After you don't prescribe to 2-3 new referrals, they usually get the hint.
I actually had a partner at my current practice tell me that some "PCPs were complaining about you" and they were "getting complaints about how I was treating patients". They wanted to know "what is up with myself as a doctor and why I was upsetting some referral source PCPs", basically insinuating im a bad person or hostile towards patients. I was told these PCPs are "caring physicians who have genuine concerns about their patients".
My partner asked me if i was "feeling ok or something was going on in my life" implying I was being rude or mistreating the patients due to stress or some other issue.
So I told my partner to run the numbers for the complaints.
I said to him let me know the patients that are NOT narcotic medication issues or not wanting disability issues that are complaining. If you can find a decent amount of those patients, I will be happy to admit my fault and decide ways to fix my interpersonal skills or other aspects to improve patient relations.
Sure enough, the complaints were basically ALL from narcotic using patients I had dramatically cut or eliminated from opioids due to misuse/poor UDS/doc shopping/failed behavorial assessment.

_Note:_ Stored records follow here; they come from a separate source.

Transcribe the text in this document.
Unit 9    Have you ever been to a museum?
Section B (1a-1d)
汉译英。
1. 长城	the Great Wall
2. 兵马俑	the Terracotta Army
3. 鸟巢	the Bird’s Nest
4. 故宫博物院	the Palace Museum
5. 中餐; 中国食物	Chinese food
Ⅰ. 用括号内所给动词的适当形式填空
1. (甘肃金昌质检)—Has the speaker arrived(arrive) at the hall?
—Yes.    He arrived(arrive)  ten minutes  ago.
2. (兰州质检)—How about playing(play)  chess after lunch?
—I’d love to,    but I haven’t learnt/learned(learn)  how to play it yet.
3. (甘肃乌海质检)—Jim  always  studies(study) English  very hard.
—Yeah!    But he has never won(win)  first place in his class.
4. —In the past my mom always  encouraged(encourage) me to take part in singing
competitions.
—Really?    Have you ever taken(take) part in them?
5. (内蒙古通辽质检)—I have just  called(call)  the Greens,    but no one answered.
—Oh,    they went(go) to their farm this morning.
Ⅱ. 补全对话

Complaints from patients included:
A) "I am a good mother with children and Dr. X treated me like an addict for no reason, slammed the door on me, etc. Never seen such a rude doctor before". She was complimentary towards my PA who she conned into restarting her narcotic medications after I put the patient on a weaning script Patient was placed on short term narcotics for an acute issue (started by PCP) and was told that she would NOT keep these medications long term. Of course, long term came and she didn't want to get off of them. Weaning script was given and she manipulated the PA into restarting meds on a day I was on vacation. I brought the patient in and told her that was manipulative and she will NOT be seeing the PA further. I put her on a weaning script again and she discharged herself from our practice with complaints
B) "Doc X wouldn't look at me, had poor interpersonal skills and was very rude to me for no reason": Patient was positive UDS for Cocaine while taking Oxycontin from PCP. Of course that patient was weaned off all meds but you'd never know it from the complaint.
This is basically the REAL WORLD reason why its so hard to manage these patients. These patients are manipulative, they talk bad about you to PCPs if you cut them down/off without mentioning the TRUE reason, etc.

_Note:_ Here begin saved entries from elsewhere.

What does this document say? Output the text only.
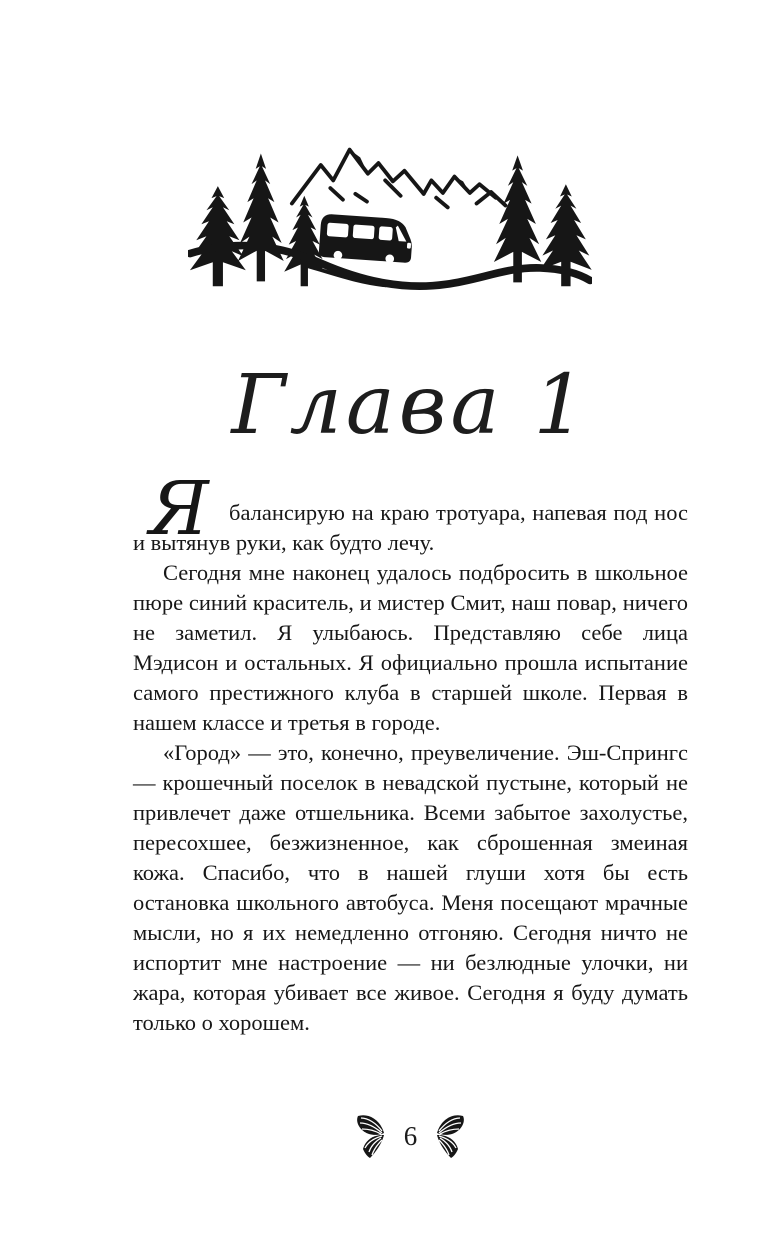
Глава 1

Я балансирую на краю тротуара, напевая под нос и вытянув руки, как будто лечу.

Сегодня мне наконец удалось подбросить в школьное пюре синий краситель, и мистер Смит, наш повар, ничего не заметил. Я улыбаюсь. Представляю себе лица Мэдисон и остальных. Я официально прошла испытание самого престижного клуба в старшей школе. Первая в нашем классе и третья в городе.

«Город» — это, конечно, преувеличение. Эш-Спрингс — крошечный поселок в невадской пустыне, который не привлечет даже отшельника. Всеми забытое захолустье, пересохшее, безжизненное, как сброшенная змеиная кожа. Спасибо, что в нашей глуши хотя бы есть остановка школьного автобуса. Меня посещают мрачные мысли, но я их немедленно отгоняю. Сегодня ничто не испортит мне настроение — ни безлюдные улочки, ни жара, которая убивает все живое. Сегодня я буду думать только о хорошем.

6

PCPs will often take the patients side because they don't want constantly complaining patients at their office.
Also, people don't notice the 98% of HAPPY patients that are on low dosages of narcotic (or none at all) that don't seem to have complaints about my interpersonal skills.

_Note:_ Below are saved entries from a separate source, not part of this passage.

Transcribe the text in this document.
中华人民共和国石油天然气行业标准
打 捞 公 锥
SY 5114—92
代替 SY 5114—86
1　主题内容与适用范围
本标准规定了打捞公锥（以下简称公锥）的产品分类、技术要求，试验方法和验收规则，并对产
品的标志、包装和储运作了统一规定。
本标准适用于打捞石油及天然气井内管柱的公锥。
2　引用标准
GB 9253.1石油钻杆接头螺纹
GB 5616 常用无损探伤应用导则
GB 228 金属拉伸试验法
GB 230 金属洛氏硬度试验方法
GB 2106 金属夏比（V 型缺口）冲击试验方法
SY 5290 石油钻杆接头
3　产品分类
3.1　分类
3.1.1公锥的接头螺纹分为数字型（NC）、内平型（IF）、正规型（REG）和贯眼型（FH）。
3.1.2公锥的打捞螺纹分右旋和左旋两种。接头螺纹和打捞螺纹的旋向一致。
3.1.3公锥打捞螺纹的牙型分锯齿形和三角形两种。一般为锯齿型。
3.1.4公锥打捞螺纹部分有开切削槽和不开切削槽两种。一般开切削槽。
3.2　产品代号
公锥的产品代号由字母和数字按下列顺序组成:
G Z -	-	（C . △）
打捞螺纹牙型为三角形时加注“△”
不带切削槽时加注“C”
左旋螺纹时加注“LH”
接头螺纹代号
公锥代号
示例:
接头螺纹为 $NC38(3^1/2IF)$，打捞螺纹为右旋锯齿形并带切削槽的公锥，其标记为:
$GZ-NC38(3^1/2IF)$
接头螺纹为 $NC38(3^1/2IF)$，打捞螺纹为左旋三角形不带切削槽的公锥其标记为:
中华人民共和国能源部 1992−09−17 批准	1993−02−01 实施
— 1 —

The "few" bad apple patients make HUGE disproportionate complaint campaigns that PCPs and other physicians notice.
These PCPs complained behind my back to my "partner" instead of confronting me directly on the issue. Many won't even tell the pain doc about the complaining patient and just wrote off the pain doc and try to find someone who will prescribe these meds.
Its really not that easy to fix this problem.